四季織 十六夜の夢
雪明 (旧・色織々)
初めて書いた時の印象と、しばらくたってから書いた時の印象が全然違うことが、ままある。例えば、このセーラーの「雪明」がそうだ。
この色を初めて使ったのは、ぼくがインクをここまでコレクションするようになる前の2010年ぐらいのこと。その時、この色は非常に薄くて使いづらい、という印象を持ったのである。
判読できないくらい薄くて、出番はあまりないだろうなとすら思った。ところが、数年後、使ってみると、これが意外にも薄く感じられない。判読不可能というほどではないのだ。もちろん、他の濃い色に比べると薄いけれども、だからといって字として読めないというレベルではない。
では、なぜ最初はあんなに薄くて読みにくいと思ったのに、今はそんな風には思わないのか。
ぼくが何となく推察するに、その他にももっと薄くて読みにくい色のインク(ペリカンのハイライターとか、セーラーのSTORiAシリーズのスポットライトとか、エルバンのブトンドールとか)を知ったので、それと比較するとそこまで読みにくくないという認識を持つようになり、ぼくの中での「雪明」に対する印象が大きく変わったのではないだろうか。

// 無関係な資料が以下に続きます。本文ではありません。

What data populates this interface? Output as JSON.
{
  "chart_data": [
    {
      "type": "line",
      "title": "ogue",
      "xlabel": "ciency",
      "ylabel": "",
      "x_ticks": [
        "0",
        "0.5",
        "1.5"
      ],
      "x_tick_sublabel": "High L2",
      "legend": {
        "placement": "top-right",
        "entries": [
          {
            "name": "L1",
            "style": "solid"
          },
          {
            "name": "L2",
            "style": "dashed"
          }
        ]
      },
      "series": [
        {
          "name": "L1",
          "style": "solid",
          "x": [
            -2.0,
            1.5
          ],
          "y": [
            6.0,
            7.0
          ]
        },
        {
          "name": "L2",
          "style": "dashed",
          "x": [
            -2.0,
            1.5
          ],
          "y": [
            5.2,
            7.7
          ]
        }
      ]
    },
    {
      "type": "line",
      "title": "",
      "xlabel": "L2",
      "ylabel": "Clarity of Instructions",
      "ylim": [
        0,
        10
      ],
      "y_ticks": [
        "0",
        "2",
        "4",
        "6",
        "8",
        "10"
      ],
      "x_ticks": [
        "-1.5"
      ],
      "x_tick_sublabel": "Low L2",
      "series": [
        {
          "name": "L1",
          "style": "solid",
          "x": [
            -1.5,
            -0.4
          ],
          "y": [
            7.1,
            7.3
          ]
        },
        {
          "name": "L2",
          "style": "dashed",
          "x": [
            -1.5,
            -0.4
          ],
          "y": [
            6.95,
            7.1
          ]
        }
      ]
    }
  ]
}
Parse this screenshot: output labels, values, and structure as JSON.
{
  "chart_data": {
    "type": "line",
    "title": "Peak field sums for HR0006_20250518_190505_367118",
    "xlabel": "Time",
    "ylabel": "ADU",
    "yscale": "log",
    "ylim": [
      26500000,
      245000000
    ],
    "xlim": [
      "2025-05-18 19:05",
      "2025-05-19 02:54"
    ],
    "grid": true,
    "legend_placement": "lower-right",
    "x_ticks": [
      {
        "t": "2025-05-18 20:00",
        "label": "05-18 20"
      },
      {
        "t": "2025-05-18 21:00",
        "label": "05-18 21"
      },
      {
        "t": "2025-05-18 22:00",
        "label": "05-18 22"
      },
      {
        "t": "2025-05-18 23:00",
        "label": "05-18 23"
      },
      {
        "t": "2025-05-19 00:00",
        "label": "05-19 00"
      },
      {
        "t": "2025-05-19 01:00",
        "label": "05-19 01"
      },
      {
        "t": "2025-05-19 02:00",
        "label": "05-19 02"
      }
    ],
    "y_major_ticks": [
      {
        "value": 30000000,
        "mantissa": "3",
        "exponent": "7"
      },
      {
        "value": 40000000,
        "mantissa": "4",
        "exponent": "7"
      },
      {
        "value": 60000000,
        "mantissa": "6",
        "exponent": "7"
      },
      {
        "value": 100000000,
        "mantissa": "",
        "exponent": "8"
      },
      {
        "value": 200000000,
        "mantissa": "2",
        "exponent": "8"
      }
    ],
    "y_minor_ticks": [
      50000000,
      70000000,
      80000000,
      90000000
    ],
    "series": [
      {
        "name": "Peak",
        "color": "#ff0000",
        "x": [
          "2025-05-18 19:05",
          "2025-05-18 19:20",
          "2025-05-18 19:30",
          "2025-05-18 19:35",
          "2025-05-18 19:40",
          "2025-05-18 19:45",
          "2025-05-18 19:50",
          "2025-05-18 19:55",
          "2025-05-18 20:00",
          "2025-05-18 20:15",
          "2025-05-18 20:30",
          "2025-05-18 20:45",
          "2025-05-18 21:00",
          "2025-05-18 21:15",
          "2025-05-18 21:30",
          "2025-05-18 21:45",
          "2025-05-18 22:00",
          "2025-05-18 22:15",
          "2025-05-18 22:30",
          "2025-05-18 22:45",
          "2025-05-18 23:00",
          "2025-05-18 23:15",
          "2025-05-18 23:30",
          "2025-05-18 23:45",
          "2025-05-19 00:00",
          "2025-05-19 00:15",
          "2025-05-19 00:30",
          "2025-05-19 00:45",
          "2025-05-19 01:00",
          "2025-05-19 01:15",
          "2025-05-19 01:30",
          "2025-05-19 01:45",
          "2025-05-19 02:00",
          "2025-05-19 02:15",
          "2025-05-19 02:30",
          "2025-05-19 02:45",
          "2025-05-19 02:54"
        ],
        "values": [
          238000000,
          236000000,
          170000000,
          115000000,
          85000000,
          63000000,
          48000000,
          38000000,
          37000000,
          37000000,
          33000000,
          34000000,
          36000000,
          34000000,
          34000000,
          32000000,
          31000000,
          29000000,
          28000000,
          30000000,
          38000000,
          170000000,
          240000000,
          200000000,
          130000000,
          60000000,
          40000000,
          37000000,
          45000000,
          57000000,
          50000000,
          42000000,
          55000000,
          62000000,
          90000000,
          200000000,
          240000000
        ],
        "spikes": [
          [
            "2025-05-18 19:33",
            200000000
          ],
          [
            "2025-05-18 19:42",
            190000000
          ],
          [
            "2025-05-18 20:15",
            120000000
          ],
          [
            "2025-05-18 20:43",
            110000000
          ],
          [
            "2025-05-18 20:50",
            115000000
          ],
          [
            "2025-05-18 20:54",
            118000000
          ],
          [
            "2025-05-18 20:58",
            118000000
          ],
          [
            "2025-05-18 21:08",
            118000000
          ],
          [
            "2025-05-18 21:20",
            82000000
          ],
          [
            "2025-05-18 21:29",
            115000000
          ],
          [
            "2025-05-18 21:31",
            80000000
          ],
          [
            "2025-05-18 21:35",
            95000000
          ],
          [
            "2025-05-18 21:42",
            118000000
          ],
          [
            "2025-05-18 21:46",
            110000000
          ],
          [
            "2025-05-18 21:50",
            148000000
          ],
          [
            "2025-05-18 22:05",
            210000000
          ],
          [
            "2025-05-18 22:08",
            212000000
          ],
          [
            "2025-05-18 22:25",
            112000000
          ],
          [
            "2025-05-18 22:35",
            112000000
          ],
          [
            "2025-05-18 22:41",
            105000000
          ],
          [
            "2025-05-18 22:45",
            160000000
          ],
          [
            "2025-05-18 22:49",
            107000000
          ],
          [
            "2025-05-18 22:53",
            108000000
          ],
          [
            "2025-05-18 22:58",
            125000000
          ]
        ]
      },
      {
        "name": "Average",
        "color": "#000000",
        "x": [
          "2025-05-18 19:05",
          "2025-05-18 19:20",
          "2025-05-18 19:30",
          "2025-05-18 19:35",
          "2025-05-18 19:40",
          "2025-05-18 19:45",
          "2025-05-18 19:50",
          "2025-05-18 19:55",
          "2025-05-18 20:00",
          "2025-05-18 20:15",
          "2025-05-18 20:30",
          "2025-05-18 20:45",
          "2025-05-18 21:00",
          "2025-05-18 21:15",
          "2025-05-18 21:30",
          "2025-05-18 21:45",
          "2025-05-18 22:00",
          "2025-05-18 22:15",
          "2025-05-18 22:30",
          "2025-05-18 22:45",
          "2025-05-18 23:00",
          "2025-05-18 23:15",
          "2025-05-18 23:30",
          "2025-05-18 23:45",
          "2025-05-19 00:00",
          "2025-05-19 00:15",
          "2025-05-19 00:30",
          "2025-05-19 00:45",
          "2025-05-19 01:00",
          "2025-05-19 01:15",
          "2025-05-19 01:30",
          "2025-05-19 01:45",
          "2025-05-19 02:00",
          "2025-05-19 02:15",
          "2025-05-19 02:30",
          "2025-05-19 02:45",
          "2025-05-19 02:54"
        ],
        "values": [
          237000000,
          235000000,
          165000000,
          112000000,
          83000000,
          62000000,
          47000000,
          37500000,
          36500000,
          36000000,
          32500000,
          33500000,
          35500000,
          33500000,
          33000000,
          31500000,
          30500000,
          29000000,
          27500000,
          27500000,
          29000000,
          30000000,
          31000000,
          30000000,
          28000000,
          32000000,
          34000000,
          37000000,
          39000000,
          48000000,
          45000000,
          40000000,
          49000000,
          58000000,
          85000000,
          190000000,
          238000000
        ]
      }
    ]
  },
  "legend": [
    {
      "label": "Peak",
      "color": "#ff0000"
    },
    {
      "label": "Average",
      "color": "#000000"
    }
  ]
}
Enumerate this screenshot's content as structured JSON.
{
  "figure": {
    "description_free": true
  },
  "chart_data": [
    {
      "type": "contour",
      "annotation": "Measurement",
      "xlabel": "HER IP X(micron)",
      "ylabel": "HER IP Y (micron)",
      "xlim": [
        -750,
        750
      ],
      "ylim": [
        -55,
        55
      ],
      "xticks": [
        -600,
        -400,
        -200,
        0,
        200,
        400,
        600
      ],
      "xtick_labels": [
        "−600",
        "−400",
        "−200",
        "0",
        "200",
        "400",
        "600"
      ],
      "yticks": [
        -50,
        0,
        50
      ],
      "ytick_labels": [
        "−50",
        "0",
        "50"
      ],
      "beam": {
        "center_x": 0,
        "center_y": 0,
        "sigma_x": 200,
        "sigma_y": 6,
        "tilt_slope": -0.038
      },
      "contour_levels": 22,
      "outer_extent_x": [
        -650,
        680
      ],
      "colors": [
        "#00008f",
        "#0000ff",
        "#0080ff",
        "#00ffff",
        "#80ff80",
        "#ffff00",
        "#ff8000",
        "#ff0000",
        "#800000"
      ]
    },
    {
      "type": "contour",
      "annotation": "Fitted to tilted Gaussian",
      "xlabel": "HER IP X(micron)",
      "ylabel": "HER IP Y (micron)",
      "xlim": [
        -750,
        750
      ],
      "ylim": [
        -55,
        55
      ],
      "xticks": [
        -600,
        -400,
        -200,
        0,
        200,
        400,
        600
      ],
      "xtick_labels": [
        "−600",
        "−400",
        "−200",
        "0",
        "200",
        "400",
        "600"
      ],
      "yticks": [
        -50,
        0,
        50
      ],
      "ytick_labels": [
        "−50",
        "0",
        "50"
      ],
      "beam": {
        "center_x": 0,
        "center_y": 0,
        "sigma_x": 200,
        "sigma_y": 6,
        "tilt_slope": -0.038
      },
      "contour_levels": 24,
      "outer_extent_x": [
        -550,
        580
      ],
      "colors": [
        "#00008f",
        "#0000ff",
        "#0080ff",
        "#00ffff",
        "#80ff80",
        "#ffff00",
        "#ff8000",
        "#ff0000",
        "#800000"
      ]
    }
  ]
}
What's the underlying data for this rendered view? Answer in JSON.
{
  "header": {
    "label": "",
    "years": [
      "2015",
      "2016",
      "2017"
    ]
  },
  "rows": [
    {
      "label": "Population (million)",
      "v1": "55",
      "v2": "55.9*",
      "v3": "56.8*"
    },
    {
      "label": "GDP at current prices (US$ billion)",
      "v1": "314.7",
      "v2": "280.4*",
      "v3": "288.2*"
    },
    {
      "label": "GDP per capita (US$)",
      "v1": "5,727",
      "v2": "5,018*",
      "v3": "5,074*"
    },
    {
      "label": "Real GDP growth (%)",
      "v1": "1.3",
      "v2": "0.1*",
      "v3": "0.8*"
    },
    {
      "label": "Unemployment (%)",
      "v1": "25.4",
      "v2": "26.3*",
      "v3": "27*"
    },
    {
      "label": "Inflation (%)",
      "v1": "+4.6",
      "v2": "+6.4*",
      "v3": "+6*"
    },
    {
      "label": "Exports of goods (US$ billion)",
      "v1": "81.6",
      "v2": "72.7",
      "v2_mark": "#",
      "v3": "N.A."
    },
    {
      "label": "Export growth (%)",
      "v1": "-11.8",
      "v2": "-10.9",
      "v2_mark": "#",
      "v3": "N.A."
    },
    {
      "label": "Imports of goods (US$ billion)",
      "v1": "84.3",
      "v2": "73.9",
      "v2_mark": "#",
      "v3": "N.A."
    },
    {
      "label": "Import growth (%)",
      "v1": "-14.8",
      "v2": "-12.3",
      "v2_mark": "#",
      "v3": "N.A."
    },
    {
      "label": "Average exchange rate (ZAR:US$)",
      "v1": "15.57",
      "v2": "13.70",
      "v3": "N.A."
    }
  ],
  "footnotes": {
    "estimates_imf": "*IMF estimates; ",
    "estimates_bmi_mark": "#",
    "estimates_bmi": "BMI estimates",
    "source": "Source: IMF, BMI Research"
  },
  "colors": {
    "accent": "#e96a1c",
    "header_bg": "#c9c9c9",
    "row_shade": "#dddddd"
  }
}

それにしても、このインクの色は実に美しい。雪明という言葉がぴったりだし、それがブルーというのもまた良い。この手の類のインクはついつい清涼感が求められる夏に使ってしまいがちだけれども、実は冬の冷えた空気にも映える色なのではないか、という気もする。
というわけで、最近ではこの色も出番が多くなりつつあり、新旧両方のボトルもそろった(新型ボトルは、万年筆のおまけ)ので、思う存分使ってみたいと思う。